Later that day, Bryant’s team also went to Forestdale, a community southwest of Birmingham. Because of negative pressure on the water lines, the area was on a precautionary “boil water” notice for 24-48 hours. Restaurants are not permitted to operate under a boil water notice, and after the notice is lifted, water must be tested until it is safe to use. They checked all restaurants and made sure owners knew that they could not open until the boil water notice was lifted.
Emergency Response More Orderly with EHTER Preparedness
Following a key principle taught during the EHTER course, the Jefferson County tornado response operated from an incident command center that centralized all search, rescue, and environmental health activities, meeting needs as quickly as possible without duplicating actions. EHTER preparation, says Bryant, helped the response to be “more orderly and less frightening” for both responders and victims.
“I am a huge fan of EHTER,” Bryant adds. “During the course, we looked at every aspect of environmental health in emergency response, including things we don’t normally deal with, like shelters and waste management.” And Bryant used those very skills to inspect the unplanned shelter and advise a showering facility that was improperly releasing wastewater into a ditch.

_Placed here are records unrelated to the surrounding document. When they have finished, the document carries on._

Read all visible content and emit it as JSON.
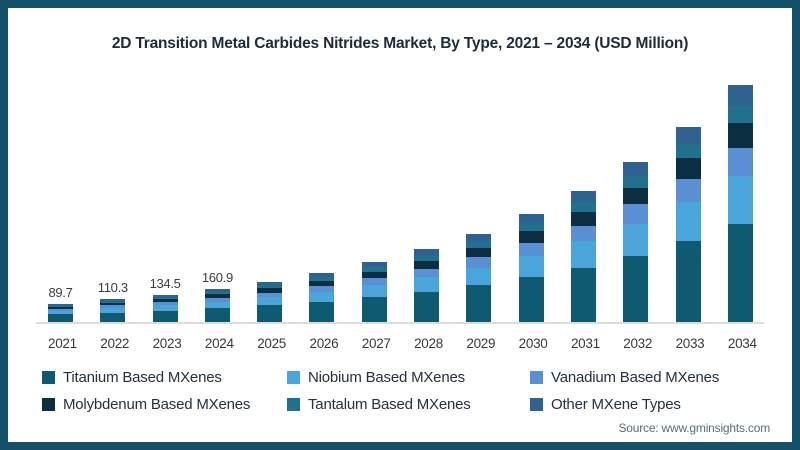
{
  "frame": {
    "border_color": "#15506a",
    "background": "#ffffff",
    "axis_line_color": "#dcdcdc"
  },
  "title": "2D Transition Metal Carbides Nitrides Market, By Type, 2021 – 2034 (USD Million)",
  "source": "Source: www.gminsights.com",
  "legend": {
    "position": "bottom",
    "items": [
      {
        "label": "Titanium Based MXenes",
        "color": "#0f5a70"
      },
      {
        "label": "Niobium Based MXenes",
        "color": "#4aa5da"
      },
      {
        "label": "Vanadium Based MXenes",
        "color": "#5b8fd4"
      },
      {
        "label": "Molybdenum Based MXenes",
        "color": "#0b2e40"
      },
      {
        "label": "Tantalum Based MXenes",
        "color": "#20708e"
      },
      {
        "label": "Other MXene Types",
        "color": "#2f6291"
      }
    ]
  },
  "chart_data": {
    "type": "bar",
    "stacked": true,
    "title": "2D Transition Metal Carbides Nitrides Market, By Type, 2021 – 2034 (USD Million)",
    "xlabel": "",
    "ylabel": "USD Million",
    "ylim": [
      0,
      1250
    ],
    "grid": false,
    "legend_position": "bottom",
    "categories": [
      "2021",
      "2022",
      "2023",
      "2024",
      "2025",
      "2026",
      "2027",
      "2028",
      "2029",
      "2030",
      "2031",
      "2032",
      "2033",
      "2034"
    ],
    "totals": [
      89.7,
      110.3,
      134.5,
      160.9,
      196.0,
      238.9,
      290.8,
      354.3,
      431.6,
      525.7,
      640.2,
      780.0,
      950.2,
      1157.2
    ],
    "value_labels": [
      "89.7",
      "110.3",
      "134.5",
      "160.9",
      "",
      "",
      "",
      "",
      "",
      "",
      "",
      "",
      "",
      ""
    ],
    "series": [
      {
        "name": "Titanium Based MXenes",
        "color": "#0f5a70",
        "values": [
          37.2,
          45.8,
          55.8,
          66.8,
          81.3,
          99.1,
          120.7,
          147.0,
          179.1,
          218.2,
          265.7,
          323.7,
          394.3,
          480.2
        ]
      },
      {
        "name": "Niobium Based MXenes",
        "color": "#4aa5da",
        "values": [
          17.9,
          22.1,
          26.9,
          32.2,
          39.2,
          47.8,
          58.2,
          70.9,
          86.3,
          105.1,
          128.1,
          156.0,
          190.0,
          231.4
        ]
      },
      {
        "name": "Vanadium Based MXenes",
        "color": "#5b8fd4",
        "values": [
          10.8,
          13.2,
          16.1,
          19.3,
          23.5,
          28.7,
          34.9,
          42.5,
          51.8,
          63.1,
          76.8,
          93.6,
          114.0,
          138.9
        ]
      },
      {
        "name": "Molybdenum Based MXenes",
        "color": "#0b2e40",
        "values": [
          9.4,
          11.6,
          14.1,
          16.9,
          20.6,
          25.1,
          30.5,
          37.2,
          45.3,
          55.2,
          67.2,
          81.9,
          99.8,
          121.5
        ]
      },
      {
        "name": "Tantalum Based MXenes",
        "color": "#20708e",
        "values": [
          6.7,
          8.3,
          10.1,
          12.1,
          14.7,
          17.9,
          21.8,
          26.6,
          32.4,
          39.4,
          48.0,
          58.5,
          71.3,
          86.8
        ]
      },
      {
        "name": "Other MXene Types",
        "color": "#2f6291",
        "values": [
          7.6,
          9.4,
          11.4,
          13.7,
          16.7,
          20.3,
          24.7,
          30.1,
          36.7,
          44.7,
          54.4,
          66.3,
          80.8,
          98.4
        ]
      }
    ]
  }
}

“You may not become a master of the information presented in the EHTER course,” Bryant says, “but you learn what questions to ask and what to look for. If you are prepared before an emergency, you can get to work sooner and be better protected.” And because of that knowledge and preparation as well as her hard work, the Alabama environmental health director calls Bryant, “one of the best environmental health workers in the state!”